A Mix of Boldness and Gentleness

Remind them to be submissive to rulers and authorities, to be obedient, to be ready for every good work, to speak evil of no one, to avoid quarreling, to be gentle, and to show perfect courtesy toward all people. For we ourselves were once foolish, disobedient, led astray, slaves to various passions and pleasures, passing our days in malice and envy, hated by others and hating one another. But when the goodness and loving kindness of God our Savior appeared, he saved us, not because of works done by us in righteousness, butaccording to his own mercy, by the washing of regeneration and renewal of the Holy Spirit,whom he poured out on us richly through Jesus Christ our Savior, so that being justified by his grace we might become heirs according to the hope of eternal life.

Titus 3:1-7

Paul urges gentleness for the believers in these churches. He does not want the Christians to be quarrelsome but rather courteous to others. By the early churches example of such humble love and service, many were impressed with the new movement of Christians.

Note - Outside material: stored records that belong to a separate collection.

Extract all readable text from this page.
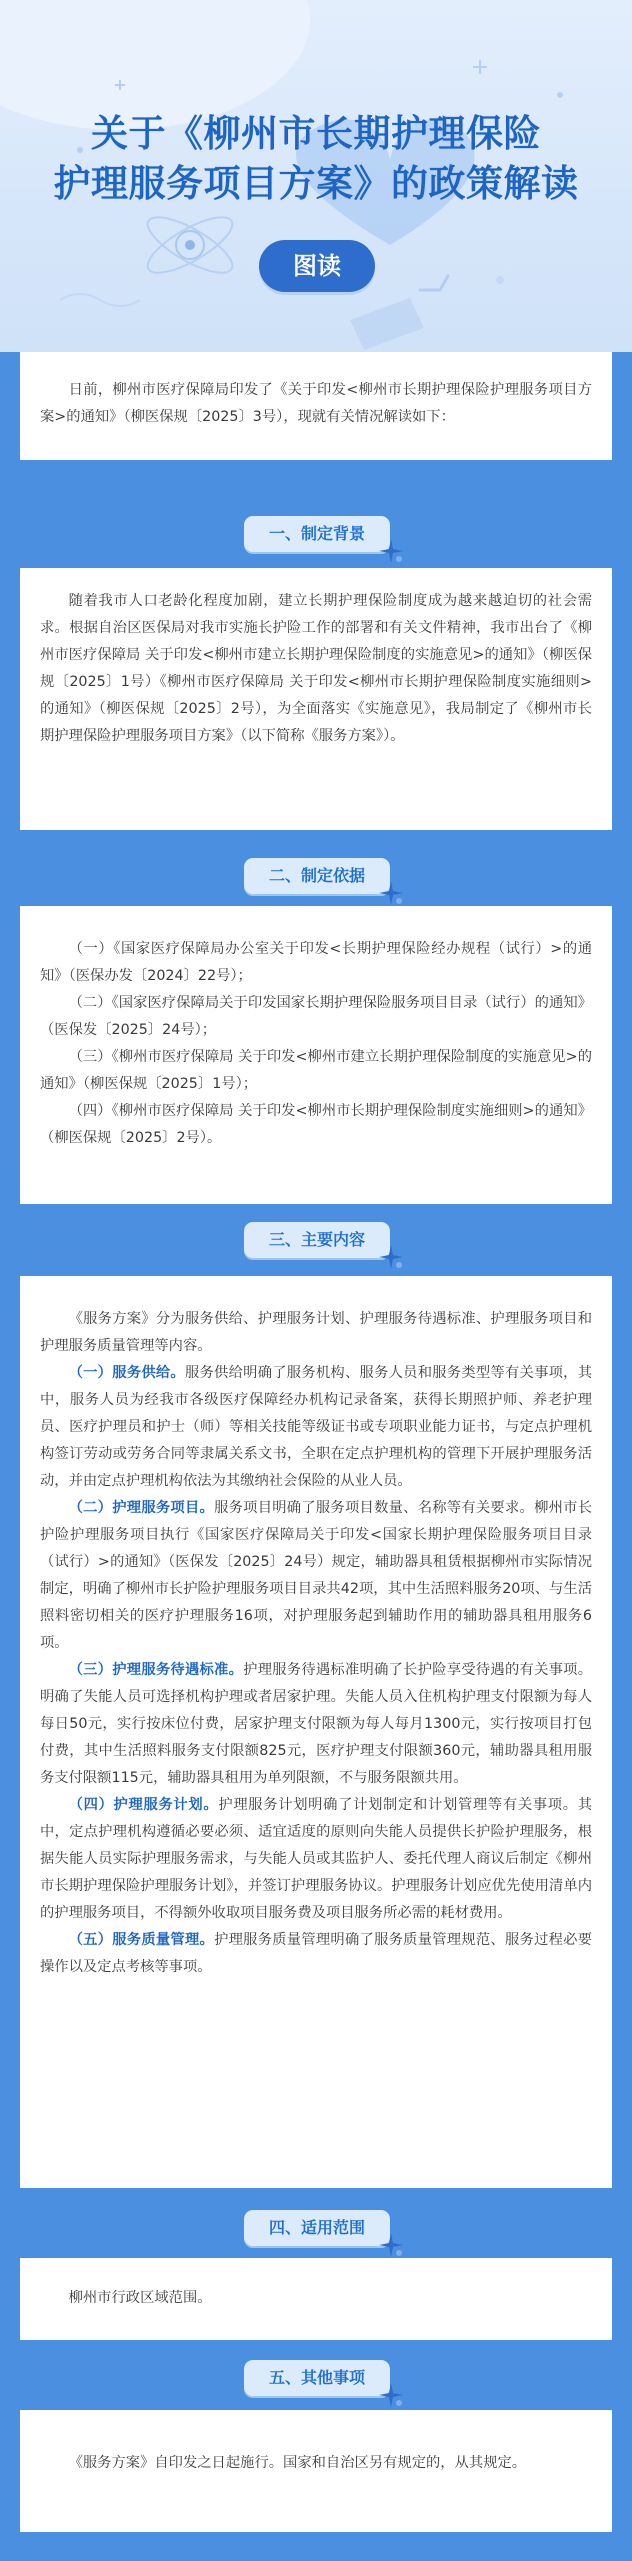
关于《柳州市长期护理保险
护理服务项目方案》的政策解读
图读

日前，柳州市医疗保障局印发了《关于印发<柳州市长期护理保险护理服务项目方案>的通知》（柳医保规〔2025〕3号），现就有关情况解读如下：

一、制定背景

随着我市人口老龄化程度加剧，建立长期护理保险制度成为越来越迫切的社会需求。根据自治区医保局对我市实施长护险工作的部署和有关文件精神，我市出台了《柳州市医疗保障局 关于印发<柳州市建立长期护理保险制度的实施意见>的通知》（柳医保规〔2025〕1号）《柳州市医疗保障局 关于印发<柳州市长期护理保险制度实施细则>的通知》（柳医保规〔2025〕2号），为全面落实《实施意见》，我局制定了《柳州市长期护理保险护理服务项目方案》（以下简称《服务方案》）。

二、制定依据

（一）《国家医疗保障局办公室关于印发<长期护理保险经办规程（试行）>的通知》（医保办发〔2024〕22号）；

（二）《国家医疗保障局关于印发国家长期护理保险服务项目目录（试行）的通知》（医保发〔2025〕24号）；

（三）《柳州市医疗保障局 关于印发<柳州市建立长期护理保险制度的实施意见>的通知》（柳医保规〔2025〕1号）；

（四）《柳州市医疗保障局 关于印发<柳州市长期护理保险制度实施细则>的通知》（柳医保规〔2025〕2号）。

三、主要内容

《服务方案》分为服务供给、护理服务计划、护理服务待遇标准、护理服务项目和护理服务质量管理等内容。

（一）服务供给。服务供给明确了服务机构、服务人员和服务类型等有关事项，其中，服务人员为经我市各级医疗保障经办机构记录备案，获得长期照护师、养老护理员、医疗护理员和护士（师）等相关技能等级证书或专项职业能力证书，与定点护理机构签订劳动或劳务合同等隶属关系文书，全职在定点护理机构的管理下开展护理服务活动，并由定点护理机构依法为其缴纳社会保险的从业人员。

（二）护理服务项目。服务项目明确了服务项目数量、名称等有关要求。柳州市长护险护理服务项目执行《国家医疗保障局关于印发<国家长期护理保险服务项目目录（试行）>的通知》（医保发〔2025〕24号）规定，辅助器具租赁根据柳州市实际情况制定，明确了柳州市长护险护理服务项目目录共42项，其中生活照料服务20项、与生活照料密切相关的医疗护理服务16项，对护理服务起到辅助作用的辅助器具租用服务6项。

（三）护理服务待遇标准。护理服务待遇标准明确了长护险享受待遇的有关事项。明确了失能人员可选择机构护理或者居家护理。失能人员入住机构护理支付限额为每人每日50元，实行按床位付费，居家护理支付限额为每人每月1300元，实行按项目打包付费，其中生活照料服务支付限额825元，医疗护理支付限额360元，辅助器具租用服务支付限额115元，辅助器具租用为单列限额，不与服务限额共用。

（四）护理服务计划。护理服务计划明确了计划制定和计划管理等有关事项。其中，定点护理机构遵循必要必须、适宜适度的原则向失能人员提供长护险护理服务，根据失能人员实际护理服务需求，与失能人员或其监护人、委托代理人商议后制定《柳州市长期护理保险护理服务计划》，并签订护理服务协议。护理服务计划应优先使用清单内的护理服务项目，不得额外收取项目服务费及项目服务所必需的耗材费用。

（五）服务质量管理。护理服务质量管理明确了服务质量管理规范、服务过程必要操作以及定点考核等事项。

四、适用范围

柳州市行政区域范围。

五、其他事项

《服务方案》自印发之日起施行。国家和自治区另有规定的，从其规定。
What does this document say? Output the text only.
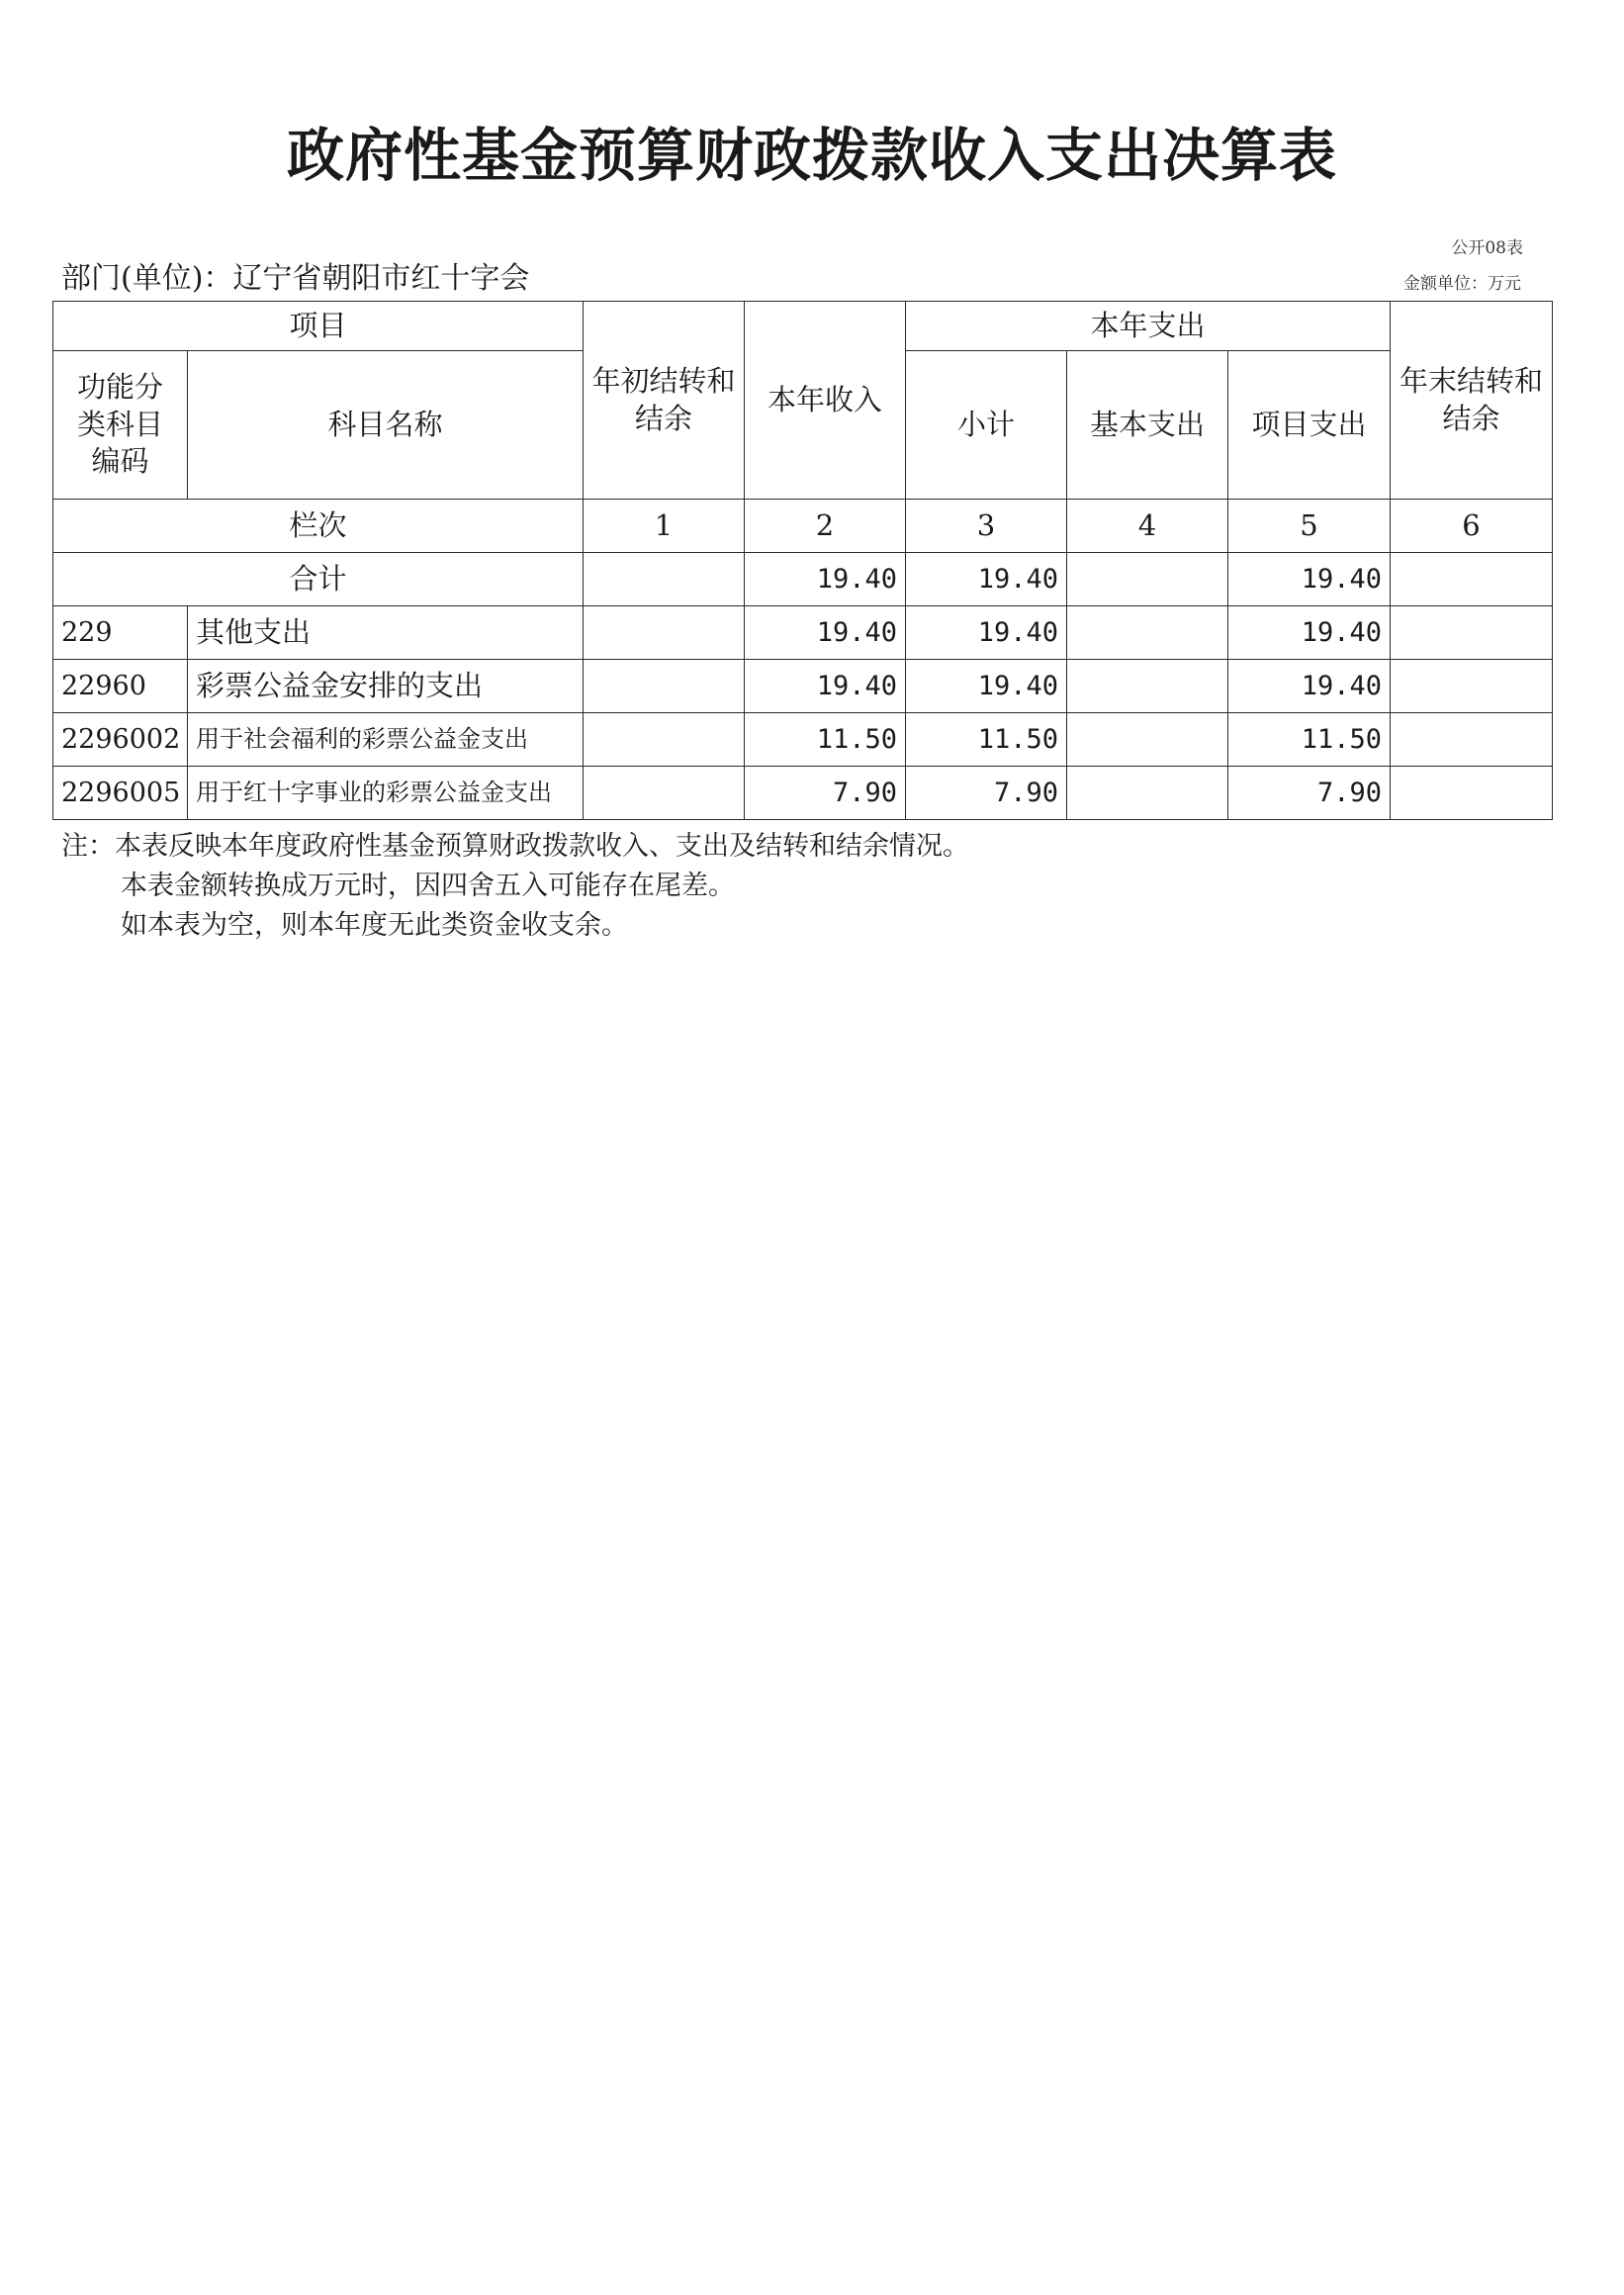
政府性基金预算财政拨款收入支出决算表
公开08表
金额单位：万元
部门(单位)：辽宁省朝阳市红十字会
项目		年初结转和结余	本年收入	本年支出			年末结转和结余
功能分类科目编码	科目名称			小计	基本支出	项目支出	
栏次		1	2	3	4	5	6
合计			19.40	19.40		19.40	
229	其他支出		19.40	19.40		19.40	
22960	彩票公益金安排的支出		19.40	19.40		19.40	
2296002	用于社会福利的彩票公益金支出		11.50	11.50		11.50	
2296005	用于红十字事业的彩票公益金支出		7.90	7.90		7.90	
注：本表反映本年度政府性基金预算财政拨款收入、支出及结转和结余情况。
本表金额转换成万元时，因四舍五入可能存在尾差。
如本表为空，则本年度无此类资金收支余。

It didn’t mean they were pushovers. Just before this section Paul exhorts them to be bold in the truth, not letting anyone disregard them. They are to teach and rebuke with authority.

In today’s church, especially as it acts more publicly, do we find such a balance? Is it courteous and nice to the extent that we disregard ourselves and our own teachings, not wanting to offend anyone? Or are we so bold about the truth that we lose all humility and kindness?

Paul wants them to be both, and the humility I think is key. He reminds Titus, “For we ourselves were once foolish, disobedient, led astray, slaves to various passions and pleasures, passing our days in malice and envy, hated by others and hating one another.” How can we treat those who do not know Jesus Christ and his gospel when we are no better ourselves, save for the mercy of God? We should treat others well in hopes of impressing the love of Christ upon them, rather than condemn them as though we were in a position to be the judge ourselves. We all need the mercy of God, and that should be central to the message we carry to others, and to each other in the church.